Tuesday, March 2, 2010

Ibillin Conversations

Mar Elias is a school the legendary Melkite Archbishop Abuna Elias Chacour built following years of struggle in the small village of Ibillin near Haifa in northern Israel. At Mar Elais more than a thousand Muslim and Christian children are taught by an interfaith faculty of Jews, Christians and Muslims. During the course of my day here I've had three conversations which begin to describe the complexity of life as an Arab in this land.
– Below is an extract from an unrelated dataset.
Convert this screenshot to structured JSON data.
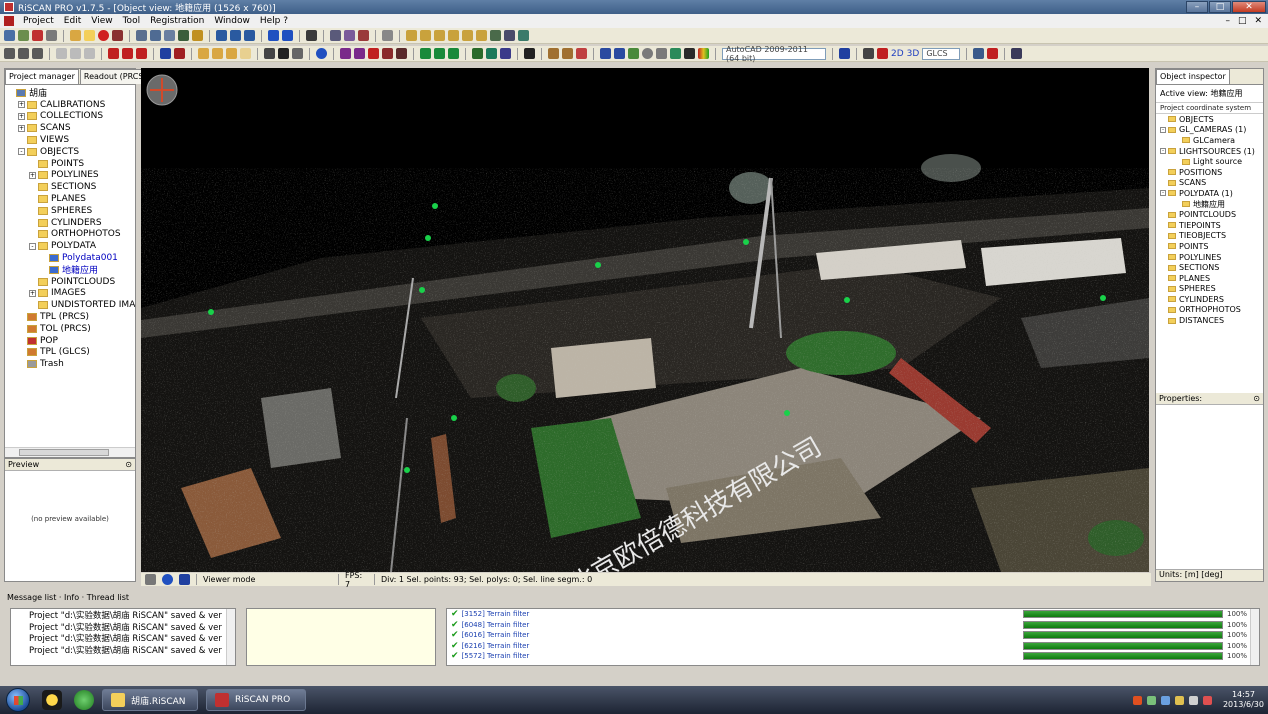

Abuna Chacour is an Israeli citizen. At lunch today Abuna talked about his experience of Israeli bureaucracy as an instrument of Israeli policy, seemingly to make it as difficult as possible for Christians to remain in this land. A Lebanese Melkite priest Abuna needs to serve a parish in Israel has been waiting a year and a half for the visa required to come here. "And he is still waiting," Abuna said. For this academic year the Israeli Ministry of Education has withheld over a million dollars owed Mar Elias as punishment for assisting a Muslim school in a neighboring community. Some teachers, Abuna said, have not been paid for many months. Despite a robust faith and a long record of perseverance (no one will push this man out), Abuna is clearly discouraged.

Later in the afternoon I talked with two high school students on their way home with their mother who teaches in the lower school. Both told me they did not like to think or talk about politics. "The Israeli government is better," they said "and the Israeli technology is far superior than the Palestinian." These are two very bright and ambitious students. One will major in technology, the other in medicine. Later this evening I talked with another Palestinian family who was more outspoken about the racism they experience from Israeli Jews but made clear the difference that being an Israeli citizen makes in their lives. They can travel as they wish and they live under Israeli law rather than the far more restrictive law of the occupation. All of these people are trying their best to live normal lives in an admittedly abnormal situation.

Finally I talked with ......., a Palestinian gardener and maintenance man from Jenin who is not an Israeli citizen. ....... spends two to three months working at Mar Elias and then returns home for a week or two. He has six children whom he misses, but, he said, "if I want to eat, I need to work". To get to Ibillin, ....... travels 6 - 8 hours, crouched in a truck with other men, from Jenin to Bethlehem, through Jerusalem to Tel Aviv to Haifa and Ibillin. Without a permit he is not allowed to travel the half to three quarters of an hour from Jenin directly to Ibillin. Before I headed back to my room, ........... proudly showed me the English-Arabic book he had purchased for his son and read me words he had learned to pronounce. "My son will learn English soon."